A seleção não disputou o torneio sub-23 em 2018. E também ficou fora do Mundial de 2017, disputado na França poucos dias depois da confirmação da estreia do 3×3 nos Jogos Olímpicos de Tóquio, em 2020.

No Pan deste ano, em Lima, o Brasil terminou apenas na quarta colocação, sendo o único país que levou para o torneio atletas que pouco antes haviam participado da Copa do Mundo. A seleção brasileira levou o mesmo quarteto para os dois torneios.
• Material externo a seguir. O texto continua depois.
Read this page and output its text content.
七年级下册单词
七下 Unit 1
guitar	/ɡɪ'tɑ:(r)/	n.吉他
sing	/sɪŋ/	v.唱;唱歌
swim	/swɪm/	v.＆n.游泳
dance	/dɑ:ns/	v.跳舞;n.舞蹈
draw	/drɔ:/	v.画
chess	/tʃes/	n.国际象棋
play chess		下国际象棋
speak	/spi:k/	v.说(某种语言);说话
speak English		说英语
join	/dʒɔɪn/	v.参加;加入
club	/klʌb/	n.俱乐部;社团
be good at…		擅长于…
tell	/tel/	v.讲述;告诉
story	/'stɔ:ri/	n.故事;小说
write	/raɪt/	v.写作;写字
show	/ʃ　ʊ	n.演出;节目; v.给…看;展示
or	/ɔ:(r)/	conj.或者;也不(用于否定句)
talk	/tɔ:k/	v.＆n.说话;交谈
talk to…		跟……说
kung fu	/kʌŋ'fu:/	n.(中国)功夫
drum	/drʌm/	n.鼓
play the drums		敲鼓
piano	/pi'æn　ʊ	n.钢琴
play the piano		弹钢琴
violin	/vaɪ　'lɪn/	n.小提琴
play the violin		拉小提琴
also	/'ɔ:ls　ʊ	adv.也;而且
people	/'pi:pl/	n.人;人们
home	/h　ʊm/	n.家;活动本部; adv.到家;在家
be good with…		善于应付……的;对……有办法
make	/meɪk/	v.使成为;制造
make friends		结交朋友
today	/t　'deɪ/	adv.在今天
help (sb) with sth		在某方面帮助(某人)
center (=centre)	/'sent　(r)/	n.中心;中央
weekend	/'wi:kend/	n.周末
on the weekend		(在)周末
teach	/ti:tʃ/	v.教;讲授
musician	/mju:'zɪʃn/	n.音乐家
Nesta trajetória de derrotas, a CBB, que tem como principal figura Chico Chagas, gerente de desenvolvimento do 3×3, adotou uma convocação, escolhendo atletas de equipes diferentes e realizando períodos de treinos para tentar entrosar o time.

Não deu certo.

Mais do que isso: o método adotado pela CBB para formar o time brasileiro é diferente, por exemplo, das principais equipes do mundo. Campeã em 2017 e 2018, a Sérvia coloca em quadra o melhor time do país e não os principais jogadores sérvios de clubes diferentes.

Para a Copa do Mundo Sub-23, o técnico Douglas Lorite convocou Fabrício da Silva Veríssimo (Lendas RJ), Leonardo Branquinho (São Paulo DC), Matheus Alexandre Parcial Bispo Leite (Lendas RJ) e William Weihermann (São Paulo DC).

A estreia será nesta quarta-feira, dia 2 de outubro, com dois jogos: Itália, às 09h55 (horário de Brasília), e Quirguistão, às 10h55. Na sexta-feira, o Brasil enfrenta o Catar, às 05h55, e Ucrânia, às 07h55. Apenas os dois primeiros avançam às quartas de final.

O melhor time do Brasil na categoria é o São Paulo DC, único clube com estrutura profissional em um esporte ainda amador no Brasil. A equipe paulistana poderia muito bem representar (e bem) a seleção na Copa do Mundo da China. Não saberemos.

A única certeza é que se o desempenho for ruim novamente será necessária uma correção de rota.